Antônio adorava sua memória sobre Elena. Seu temperamento impulsivo por vezes desencadeava situações intrépidas. Pensou em seu corpo roxeado pelas pancadas. O cabelo curto ondulado e as coxas finas fustigavam suas ideias e desejos que fazia-o sucumbir aos impulsos. Desejava casar-se com ela e ter uma porção de pivetinhos longe da cidade, mas sentia não ter coragem o suficiente pra tal responsabilidade. Ao mesmo tempo entrava em contradição consigo pois não acreditava no poder de propriedade sobre a alma e o corpo humano.
"De que vale a lealdade se as pessoas se esquecem do que você já fez?", Antônio perguntou.

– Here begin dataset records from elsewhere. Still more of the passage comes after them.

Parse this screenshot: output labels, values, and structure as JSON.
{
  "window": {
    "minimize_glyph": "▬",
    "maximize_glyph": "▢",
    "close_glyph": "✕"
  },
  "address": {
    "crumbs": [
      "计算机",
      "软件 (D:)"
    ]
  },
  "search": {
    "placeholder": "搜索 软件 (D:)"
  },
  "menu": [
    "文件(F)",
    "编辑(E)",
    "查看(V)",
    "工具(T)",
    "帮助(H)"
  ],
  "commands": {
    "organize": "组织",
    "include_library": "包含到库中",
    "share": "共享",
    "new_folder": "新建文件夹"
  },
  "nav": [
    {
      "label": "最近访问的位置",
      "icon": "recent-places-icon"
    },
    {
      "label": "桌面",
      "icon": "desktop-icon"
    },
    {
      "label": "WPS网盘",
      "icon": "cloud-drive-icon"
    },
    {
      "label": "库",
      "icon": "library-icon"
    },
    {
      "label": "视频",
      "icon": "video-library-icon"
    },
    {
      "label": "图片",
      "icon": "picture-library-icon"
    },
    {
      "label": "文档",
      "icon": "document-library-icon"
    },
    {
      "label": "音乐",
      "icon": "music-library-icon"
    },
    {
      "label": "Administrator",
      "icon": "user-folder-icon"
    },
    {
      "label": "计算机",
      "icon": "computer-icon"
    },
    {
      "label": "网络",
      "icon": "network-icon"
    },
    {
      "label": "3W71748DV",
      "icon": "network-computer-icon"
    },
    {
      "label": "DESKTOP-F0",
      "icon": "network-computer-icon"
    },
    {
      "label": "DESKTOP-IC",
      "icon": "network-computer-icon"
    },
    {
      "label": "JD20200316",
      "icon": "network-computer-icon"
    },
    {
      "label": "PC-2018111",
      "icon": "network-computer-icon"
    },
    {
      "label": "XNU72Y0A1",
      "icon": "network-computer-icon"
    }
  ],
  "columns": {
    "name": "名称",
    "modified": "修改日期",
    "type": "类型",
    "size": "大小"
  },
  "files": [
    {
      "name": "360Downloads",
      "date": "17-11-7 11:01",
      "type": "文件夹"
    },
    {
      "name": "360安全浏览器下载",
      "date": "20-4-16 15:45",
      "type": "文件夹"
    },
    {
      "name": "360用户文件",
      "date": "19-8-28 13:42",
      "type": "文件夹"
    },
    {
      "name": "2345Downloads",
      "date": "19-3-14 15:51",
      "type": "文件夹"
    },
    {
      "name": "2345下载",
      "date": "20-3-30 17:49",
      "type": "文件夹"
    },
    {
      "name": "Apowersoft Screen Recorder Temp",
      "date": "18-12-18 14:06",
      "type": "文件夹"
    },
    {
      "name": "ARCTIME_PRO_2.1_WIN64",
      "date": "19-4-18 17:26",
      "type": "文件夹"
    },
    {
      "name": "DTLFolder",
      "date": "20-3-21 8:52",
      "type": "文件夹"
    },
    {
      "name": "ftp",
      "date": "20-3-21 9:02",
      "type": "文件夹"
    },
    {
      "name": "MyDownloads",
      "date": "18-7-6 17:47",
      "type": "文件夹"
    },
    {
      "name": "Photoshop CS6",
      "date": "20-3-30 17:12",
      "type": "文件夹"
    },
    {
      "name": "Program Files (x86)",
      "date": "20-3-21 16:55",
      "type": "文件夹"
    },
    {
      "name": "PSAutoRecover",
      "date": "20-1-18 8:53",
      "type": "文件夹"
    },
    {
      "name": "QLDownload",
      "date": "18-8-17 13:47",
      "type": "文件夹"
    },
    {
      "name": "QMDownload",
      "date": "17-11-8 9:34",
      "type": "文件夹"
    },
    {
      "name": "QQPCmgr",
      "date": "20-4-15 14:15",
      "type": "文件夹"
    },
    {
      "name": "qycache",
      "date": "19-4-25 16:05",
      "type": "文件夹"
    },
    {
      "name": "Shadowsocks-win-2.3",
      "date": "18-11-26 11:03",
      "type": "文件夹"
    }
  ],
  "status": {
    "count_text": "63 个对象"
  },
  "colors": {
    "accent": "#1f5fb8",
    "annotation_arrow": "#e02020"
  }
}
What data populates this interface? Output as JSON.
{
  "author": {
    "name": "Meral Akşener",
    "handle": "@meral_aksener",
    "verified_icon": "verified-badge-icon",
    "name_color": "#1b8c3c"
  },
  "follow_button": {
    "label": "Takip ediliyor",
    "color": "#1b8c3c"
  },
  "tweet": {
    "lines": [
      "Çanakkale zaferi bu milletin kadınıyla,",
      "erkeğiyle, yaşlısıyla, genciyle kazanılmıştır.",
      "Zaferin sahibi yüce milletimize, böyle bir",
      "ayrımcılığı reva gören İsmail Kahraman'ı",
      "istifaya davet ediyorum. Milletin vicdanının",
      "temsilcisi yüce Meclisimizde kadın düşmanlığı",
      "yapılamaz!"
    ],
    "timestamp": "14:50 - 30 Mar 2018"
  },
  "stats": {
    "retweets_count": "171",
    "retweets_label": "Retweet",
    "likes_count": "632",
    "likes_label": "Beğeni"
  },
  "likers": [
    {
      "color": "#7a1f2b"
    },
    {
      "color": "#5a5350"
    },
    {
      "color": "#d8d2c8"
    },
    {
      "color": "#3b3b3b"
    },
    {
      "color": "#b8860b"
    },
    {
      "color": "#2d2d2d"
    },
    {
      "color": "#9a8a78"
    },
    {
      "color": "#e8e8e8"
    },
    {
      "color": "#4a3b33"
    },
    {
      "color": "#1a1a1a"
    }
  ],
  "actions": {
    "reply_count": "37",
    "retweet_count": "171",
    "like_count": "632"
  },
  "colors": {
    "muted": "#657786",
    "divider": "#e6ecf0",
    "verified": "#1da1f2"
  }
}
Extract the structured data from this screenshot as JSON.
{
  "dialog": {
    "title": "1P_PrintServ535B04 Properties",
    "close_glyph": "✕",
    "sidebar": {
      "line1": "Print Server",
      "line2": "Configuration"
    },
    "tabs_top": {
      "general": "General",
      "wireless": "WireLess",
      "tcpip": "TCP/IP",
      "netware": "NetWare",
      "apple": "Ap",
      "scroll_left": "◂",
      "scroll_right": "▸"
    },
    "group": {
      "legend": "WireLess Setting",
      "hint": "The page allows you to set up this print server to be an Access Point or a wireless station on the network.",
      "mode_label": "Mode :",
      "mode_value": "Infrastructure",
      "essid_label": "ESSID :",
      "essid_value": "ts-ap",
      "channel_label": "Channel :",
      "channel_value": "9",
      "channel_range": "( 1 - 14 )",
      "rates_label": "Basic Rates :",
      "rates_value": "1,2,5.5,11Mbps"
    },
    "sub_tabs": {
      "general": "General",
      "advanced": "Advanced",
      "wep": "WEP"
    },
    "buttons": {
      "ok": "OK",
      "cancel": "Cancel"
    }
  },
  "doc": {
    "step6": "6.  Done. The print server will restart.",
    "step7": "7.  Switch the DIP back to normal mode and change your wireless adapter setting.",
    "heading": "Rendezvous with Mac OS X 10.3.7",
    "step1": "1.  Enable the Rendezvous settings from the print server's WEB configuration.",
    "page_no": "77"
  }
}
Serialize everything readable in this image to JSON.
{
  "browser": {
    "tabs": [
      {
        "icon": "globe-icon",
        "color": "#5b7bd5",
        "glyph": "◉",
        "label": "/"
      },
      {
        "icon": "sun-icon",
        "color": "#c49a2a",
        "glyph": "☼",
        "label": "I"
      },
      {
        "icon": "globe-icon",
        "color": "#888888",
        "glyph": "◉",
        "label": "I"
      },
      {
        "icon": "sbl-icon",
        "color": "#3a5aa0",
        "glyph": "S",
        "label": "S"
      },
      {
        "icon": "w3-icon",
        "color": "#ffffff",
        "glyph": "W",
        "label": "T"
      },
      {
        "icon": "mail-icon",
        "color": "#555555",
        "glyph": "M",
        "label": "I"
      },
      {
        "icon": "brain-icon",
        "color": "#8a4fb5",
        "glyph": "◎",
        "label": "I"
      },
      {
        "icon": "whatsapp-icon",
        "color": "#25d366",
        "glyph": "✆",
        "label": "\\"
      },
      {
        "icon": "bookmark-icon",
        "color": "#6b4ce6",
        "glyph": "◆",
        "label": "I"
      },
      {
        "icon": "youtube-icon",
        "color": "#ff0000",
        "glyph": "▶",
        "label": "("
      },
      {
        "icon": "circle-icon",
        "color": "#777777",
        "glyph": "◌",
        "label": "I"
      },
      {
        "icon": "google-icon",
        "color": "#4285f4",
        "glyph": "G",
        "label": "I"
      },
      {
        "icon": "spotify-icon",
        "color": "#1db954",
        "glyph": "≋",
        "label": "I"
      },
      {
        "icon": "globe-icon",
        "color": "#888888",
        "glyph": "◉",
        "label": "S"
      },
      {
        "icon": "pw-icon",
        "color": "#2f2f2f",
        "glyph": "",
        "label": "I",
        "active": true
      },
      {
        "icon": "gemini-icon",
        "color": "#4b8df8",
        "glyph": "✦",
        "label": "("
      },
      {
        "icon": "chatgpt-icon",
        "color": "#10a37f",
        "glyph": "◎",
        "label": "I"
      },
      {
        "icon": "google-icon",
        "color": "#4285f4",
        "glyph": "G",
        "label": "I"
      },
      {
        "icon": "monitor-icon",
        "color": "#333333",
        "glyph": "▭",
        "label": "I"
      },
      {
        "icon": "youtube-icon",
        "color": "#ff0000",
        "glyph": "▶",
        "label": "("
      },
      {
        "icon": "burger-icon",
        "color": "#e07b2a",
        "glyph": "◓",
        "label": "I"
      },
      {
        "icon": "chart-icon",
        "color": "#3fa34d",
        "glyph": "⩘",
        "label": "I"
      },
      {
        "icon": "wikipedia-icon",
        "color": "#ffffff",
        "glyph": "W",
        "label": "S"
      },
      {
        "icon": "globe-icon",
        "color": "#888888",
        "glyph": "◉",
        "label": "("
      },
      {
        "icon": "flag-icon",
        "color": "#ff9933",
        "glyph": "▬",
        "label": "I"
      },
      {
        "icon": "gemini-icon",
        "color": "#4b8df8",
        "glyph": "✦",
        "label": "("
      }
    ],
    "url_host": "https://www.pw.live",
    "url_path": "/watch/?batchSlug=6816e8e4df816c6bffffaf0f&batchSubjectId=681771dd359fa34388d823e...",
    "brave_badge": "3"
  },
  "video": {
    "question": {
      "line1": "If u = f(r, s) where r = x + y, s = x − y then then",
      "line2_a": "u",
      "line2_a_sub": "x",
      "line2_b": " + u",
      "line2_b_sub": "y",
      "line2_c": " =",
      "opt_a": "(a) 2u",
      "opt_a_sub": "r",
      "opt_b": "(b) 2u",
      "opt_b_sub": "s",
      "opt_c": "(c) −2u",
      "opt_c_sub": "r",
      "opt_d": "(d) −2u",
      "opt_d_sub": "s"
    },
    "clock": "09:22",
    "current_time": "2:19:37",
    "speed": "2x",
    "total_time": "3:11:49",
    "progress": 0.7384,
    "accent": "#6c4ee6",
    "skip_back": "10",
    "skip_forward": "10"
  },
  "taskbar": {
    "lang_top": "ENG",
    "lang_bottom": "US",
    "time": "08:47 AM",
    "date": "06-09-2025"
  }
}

"Serve pra termos princípios, porra! Você tem que assumir seu papel na sociedade!", indignado.
"Papel pra quê? Pra quem?!"
"Pra si próprio em primeiro lugar. Você tem que ser uma pessoa ativa, contribuir de alguma forma."
Um grupo de jovens não habituados com aquelas ruas aproximou-se perguntando onde se localizava a estação de trem. Uma garota do grupo não parava de olhar Daniel, como se estivesse encantada com suas palavras incisivas sobre o papel dos cidadãos. Antônio explicou metodicamente o caminho ao aparente líder enquanto uma linha reta entre esses dois olhares só fora interrompida com a partida do grupo.
"Então, penso que devemos contribuir com algo", relembrou.
"Acho que sirvo pra procriar."
"É uma parte importante."
"Jogar alguém no mundo pra enchê-lo de ilusões ideológicas e fraternais não me parece a coisa certa."
"Você não abraça ideologias?"
"Pelo contrário. Penso de tal forma a partir de ideologias que fragmentei daqui e dali. Conheço um cara tão atolado no que pensa que se isola de novas ideias."
"E qual o problema?"
"O problema é que muitos acabam precisando de um bastão de Hoover.", Antônio, agora com a garrafa em mãos, deu um corte: "Se você levantar um questionamento sobre alguma coisa acabará sendo julgado como traidor. Se disser que está de acordo com apenas noventa e nove por cento dirão que não tem paixão naquilo que acredita. Ninguém se inclina a arriscar pensar de forma mais progressiva que seus 'gurus intelectuais.' Parece até que são submissos da mesma forma que são os que acreditam em algo divino."
"Você se acha o espertalhão, não é?! Sem esses 'gurus intelectuais' você não diria nada disso. Provavelmente estaria em casa rolando a barra do seu Facebook ou fazendo qualquer banalidade esperando ansiosamente pelo fim de semana. De tanto esperar por isso acaba se esquecendo de viver. Uma vida inteira de sucessão de esperas pelo fim de semana, semana após semana, se é que já não faz.", Daniel riu e acendeu um cigarro que balançava na medida em que os lábios se mexiam: "Temos que ter alguém ou algum conceito a se espelhar em qualquer tema da vida antes de mais nada", concluiu.
Começava a esfriar.
"O ponto não é esse", entregando a garrafa ao amigo.
"Conversa fiada. Você diz isso porque não tem ninguém e nada pra amar", batendo as cinzas pro chão.